But ‘alignment is tractable when you actually work on it’ doesn’t imply ‘the only reason capabilities outgeneralized alignment in our evolutionary history was that evolution was myopic and therefore not able to do long-term planning aimed at alignment desiderata’.
I am not claiming evolution is ‘not able to do long-term planning aimed at alignment desiderata’.
I am claiming it did not even try.
If you’re myopically optimizing for two things (‘make the agent want to pursue the intended goal’ and ‘make the agent capable at pursuing the intended goal’) and one generalizes vastly better than the other, this points toward a difference between the two myopically-optimized targets.
This looks like a strong steelman of the post, which I gladly accept.
But it seemed to me that the post was arguing:
1. That alignment was hard (it mentions that technical alignment contains the hard bits, multiple specific problems in alignment), etc.
2. That current approaches do not work
That you do not get alignment by default looks like a much weaker thesis than 1&2, one that I agree with.
This would obviously be an incredibly positive development, and would increase our success odds a ton! Nate isn’t arguing ‘when you actually try to do alignment, you can never make any headway’.
This unfortunately didn’t answer my question. We all agree that it would be a positive development, my question was how much. But from my point of view, it could even be enough.
The question that I was trying to ask was: “What is the difficulty ratio that you see between alignment and capabilities?”
I understood the post as making a claim (among others) that “Alignment is very more difficult than capabilities, as evidenced by Natural Selection”.
I do not often comment on Less Wrong. (Although I am starting to, this is one of my first comment!)
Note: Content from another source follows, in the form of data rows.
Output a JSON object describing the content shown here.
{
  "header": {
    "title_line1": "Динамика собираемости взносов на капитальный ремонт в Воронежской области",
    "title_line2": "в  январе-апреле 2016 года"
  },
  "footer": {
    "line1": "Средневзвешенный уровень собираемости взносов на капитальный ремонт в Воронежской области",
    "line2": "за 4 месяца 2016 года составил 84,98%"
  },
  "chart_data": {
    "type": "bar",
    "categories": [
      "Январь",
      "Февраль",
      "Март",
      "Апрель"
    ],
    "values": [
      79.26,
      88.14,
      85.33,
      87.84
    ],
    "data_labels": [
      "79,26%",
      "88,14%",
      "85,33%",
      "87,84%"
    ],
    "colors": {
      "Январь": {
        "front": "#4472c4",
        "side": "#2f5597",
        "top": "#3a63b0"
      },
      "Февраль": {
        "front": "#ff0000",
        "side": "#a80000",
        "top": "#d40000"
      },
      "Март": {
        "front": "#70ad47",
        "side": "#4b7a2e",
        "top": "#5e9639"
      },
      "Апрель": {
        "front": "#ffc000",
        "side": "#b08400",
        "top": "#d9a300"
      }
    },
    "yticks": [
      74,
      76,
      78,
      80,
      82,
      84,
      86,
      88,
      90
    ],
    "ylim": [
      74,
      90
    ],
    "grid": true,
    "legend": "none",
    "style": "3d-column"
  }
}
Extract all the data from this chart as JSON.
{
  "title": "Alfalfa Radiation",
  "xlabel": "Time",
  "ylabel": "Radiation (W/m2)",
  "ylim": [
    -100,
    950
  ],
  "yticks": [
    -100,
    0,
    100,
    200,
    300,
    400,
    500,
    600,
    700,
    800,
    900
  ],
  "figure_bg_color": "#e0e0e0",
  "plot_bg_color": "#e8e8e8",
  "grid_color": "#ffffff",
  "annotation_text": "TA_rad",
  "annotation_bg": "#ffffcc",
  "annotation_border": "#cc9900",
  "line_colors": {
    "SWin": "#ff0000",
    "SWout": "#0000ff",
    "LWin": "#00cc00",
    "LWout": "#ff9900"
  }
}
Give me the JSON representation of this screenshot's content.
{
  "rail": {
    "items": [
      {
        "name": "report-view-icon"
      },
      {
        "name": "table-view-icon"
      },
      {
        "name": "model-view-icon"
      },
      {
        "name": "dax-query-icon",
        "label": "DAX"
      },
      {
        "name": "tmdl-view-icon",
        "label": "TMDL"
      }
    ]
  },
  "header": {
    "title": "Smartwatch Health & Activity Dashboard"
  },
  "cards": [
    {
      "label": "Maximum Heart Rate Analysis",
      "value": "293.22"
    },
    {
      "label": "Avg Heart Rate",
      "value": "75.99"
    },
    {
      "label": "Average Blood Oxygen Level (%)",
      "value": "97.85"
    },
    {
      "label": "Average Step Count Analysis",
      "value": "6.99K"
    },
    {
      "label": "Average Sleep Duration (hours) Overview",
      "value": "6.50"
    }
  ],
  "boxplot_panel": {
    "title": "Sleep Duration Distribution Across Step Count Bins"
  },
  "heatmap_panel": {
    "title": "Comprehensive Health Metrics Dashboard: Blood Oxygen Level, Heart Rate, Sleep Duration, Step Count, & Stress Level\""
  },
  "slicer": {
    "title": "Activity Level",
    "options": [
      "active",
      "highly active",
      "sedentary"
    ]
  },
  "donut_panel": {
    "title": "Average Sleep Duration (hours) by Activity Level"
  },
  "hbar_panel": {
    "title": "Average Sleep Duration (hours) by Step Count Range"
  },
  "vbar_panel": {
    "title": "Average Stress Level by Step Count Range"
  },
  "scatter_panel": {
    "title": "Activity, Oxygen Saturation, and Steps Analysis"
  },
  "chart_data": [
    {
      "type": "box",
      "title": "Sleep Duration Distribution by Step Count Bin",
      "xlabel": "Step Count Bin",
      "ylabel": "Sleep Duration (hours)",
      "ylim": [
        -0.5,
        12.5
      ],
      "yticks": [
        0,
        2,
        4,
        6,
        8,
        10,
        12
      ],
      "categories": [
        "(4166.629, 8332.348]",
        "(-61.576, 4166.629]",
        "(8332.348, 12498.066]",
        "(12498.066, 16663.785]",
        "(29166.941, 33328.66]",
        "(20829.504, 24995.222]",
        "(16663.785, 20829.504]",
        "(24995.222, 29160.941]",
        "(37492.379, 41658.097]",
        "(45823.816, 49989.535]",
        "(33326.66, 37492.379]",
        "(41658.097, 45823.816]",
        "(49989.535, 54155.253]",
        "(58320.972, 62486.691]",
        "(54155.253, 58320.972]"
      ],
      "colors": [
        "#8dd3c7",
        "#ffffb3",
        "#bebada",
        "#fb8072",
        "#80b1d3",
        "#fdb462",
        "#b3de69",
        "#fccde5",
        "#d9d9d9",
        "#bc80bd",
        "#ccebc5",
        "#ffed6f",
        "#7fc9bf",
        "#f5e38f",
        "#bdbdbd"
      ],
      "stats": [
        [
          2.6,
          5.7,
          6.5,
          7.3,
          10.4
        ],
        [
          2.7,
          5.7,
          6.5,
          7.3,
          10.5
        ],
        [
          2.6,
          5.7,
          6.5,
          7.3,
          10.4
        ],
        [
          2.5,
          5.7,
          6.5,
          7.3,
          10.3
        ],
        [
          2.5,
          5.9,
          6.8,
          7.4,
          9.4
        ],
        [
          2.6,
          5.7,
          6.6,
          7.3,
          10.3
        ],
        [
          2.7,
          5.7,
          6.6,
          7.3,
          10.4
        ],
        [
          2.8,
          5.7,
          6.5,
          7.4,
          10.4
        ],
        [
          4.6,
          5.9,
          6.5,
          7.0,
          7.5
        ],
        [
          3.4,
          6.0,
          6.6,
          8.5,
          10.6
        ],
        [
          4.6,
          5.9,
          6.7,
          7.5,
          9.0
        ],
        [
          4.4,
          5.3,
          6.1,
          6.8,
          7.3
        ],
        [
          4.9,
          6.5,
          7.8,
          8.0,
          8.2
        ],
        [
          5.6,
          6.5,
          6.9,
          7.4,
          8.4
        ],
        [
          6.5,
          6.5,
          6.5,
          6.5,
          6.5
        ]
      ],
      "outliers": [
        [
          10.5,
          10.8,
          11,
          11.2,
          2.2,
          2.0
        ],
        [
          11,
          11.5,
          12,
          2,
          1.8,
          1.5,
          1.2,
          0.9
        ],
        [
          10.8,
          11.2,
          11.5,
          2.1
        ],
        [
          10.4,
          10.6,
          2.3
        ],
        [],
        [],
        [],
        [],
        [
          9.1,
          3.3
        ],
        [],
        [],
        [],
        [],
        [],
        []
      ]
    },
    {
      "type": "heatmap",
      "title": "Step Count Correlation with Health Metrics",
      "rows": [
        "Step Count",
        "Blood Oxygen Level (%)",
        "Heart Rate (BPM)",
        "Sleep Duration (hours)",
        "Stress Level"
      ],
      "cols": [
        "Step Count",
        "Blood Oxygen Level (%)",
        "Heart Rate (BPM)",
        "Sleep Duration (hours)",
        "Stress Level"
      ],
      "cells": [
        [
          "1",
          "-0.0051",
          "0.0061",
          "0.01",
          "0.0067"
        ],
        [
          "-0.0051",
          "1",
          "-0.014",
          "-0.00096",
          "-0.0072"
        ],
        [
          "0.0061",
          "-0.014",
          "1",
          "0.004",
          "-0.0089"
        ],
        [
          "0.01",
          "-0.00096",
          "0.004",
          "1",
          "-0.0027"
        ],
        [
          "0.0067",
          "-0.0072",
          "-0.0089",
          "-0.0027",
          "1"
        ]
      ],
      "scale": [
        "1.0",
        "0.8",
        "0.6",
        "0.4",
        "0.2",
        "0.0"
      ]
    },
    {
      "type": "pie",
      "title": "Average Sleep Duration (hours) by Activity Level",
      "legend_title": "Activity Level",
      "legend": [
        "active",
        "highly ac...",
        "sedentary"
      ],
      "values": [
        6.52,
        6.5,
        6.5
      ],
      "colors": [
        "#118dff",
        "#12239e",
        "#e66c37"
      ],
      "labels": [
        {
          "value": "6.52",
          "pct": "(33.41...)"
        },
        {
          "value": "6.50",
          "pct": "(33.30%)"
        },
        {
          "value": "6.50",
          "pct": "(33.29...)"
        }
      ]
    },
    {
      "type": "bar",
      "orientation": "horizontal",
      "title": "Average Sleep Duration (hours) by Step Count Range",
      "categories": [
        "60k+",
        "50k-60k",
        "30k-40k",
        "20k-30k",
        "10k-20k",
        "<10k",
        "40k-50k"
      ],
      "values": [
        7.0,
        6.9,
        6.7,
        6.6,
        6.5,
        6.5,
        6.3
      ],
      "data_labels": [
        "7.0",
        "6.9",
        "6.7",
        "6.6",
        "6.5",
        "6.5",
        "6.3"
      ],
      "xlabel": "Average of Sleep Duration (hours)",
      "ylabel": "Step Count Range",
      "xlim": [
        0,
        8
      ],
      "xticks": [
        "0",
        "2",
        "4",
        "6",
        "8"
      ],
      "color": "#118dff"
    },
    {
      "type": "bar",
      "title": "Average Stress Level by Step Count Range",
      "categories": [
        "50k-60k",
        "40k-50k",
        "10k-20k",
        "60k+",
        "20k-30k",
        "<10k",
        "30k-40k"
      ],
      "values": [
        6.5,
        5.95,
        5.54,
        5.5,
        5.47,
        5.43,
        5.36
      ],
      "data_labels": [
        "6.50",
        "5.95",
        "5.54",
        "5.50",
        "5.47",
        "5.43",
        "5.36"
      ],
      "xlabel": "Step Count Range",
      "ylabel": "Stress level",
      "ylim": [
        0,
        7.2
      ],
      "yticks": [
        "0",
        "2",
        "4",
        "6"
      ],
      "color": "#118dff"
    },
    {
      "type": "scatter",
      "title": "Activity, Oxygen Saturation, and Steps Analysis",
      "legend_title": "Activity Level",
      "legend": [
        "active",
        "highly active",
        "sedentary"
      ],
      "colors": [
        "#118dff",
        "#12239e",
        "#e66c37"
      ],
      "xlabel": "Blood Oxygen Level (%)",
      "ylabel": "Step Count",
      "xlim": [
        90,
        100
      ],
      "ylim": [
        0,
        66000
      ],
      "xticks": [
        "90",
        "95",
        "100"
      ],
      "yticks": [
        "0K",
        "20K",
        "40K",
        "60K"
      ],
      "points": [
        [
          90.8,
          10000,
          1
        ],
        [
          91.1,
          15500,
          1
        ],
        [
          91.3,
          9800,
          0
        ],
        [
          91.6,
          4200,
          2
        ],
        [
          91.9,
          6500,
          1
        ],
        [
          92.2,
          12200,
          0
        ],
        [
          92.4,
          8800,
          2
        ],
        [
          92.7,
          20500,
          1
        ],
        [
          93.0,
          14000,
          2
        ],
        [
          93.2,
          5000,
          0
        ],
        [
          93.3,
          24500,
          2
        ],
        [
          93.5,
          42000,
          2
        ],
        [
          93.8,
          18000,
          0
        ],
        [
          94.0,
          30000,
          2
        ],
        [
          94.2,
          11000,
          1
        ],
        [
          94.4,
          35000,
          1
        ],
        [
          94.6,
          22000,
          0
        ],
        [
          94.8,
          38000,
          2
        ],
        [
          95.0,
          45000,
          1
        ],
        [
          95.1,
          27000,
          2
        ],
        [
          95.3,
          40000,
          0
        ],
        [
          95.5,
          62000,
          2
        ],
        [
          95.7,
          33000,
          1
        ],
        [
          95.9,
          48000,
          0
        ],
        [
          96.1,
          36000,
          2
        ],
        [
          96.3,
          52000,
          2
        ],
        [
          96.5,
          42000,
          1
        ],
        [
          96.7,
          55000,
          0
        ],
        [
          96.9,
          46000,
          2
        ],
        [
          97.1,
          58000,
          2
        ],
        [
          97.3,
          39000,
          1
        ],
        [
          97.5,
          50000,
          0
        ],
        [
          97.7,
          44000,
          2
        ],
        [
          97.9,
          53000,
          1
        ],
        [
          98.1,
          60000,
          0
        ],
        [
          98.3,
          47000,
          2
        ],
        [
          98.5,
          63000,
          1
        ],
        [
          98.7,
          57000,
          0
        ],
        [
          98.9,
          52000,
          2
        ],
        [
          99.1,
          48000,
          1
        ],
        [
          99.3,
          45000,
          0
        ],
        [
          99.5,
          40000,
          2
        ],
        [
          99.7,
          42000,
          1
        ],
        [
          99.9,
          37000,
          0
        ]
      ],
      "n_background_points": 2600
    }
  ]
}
Hopefully, my thoughts will become clearer as I write more, and get myself more acquainted with the local assumptions and cultural codes.
In the meanwhile, let me expand:
2 is the correct one.
But even though I read the post again with your interpretation in mind, I am still confused about why 2 is irrelevant. Consider:
On one hand, in the analogy with Natural Selection, “by default” means “When you don’t even try to do alignment, when you 100% optimize for a given goal.”. Ie: When NS optimized for IGF, capabilities generalized, but not alignment.
On the other hand, when speaking of alignment directly, “by default” means “Even if you optimize for alignment, but not having in mind some specific considerations”. Ie: Some specific alignment proposals will fail.
My point was that the former is not evidence for the latter.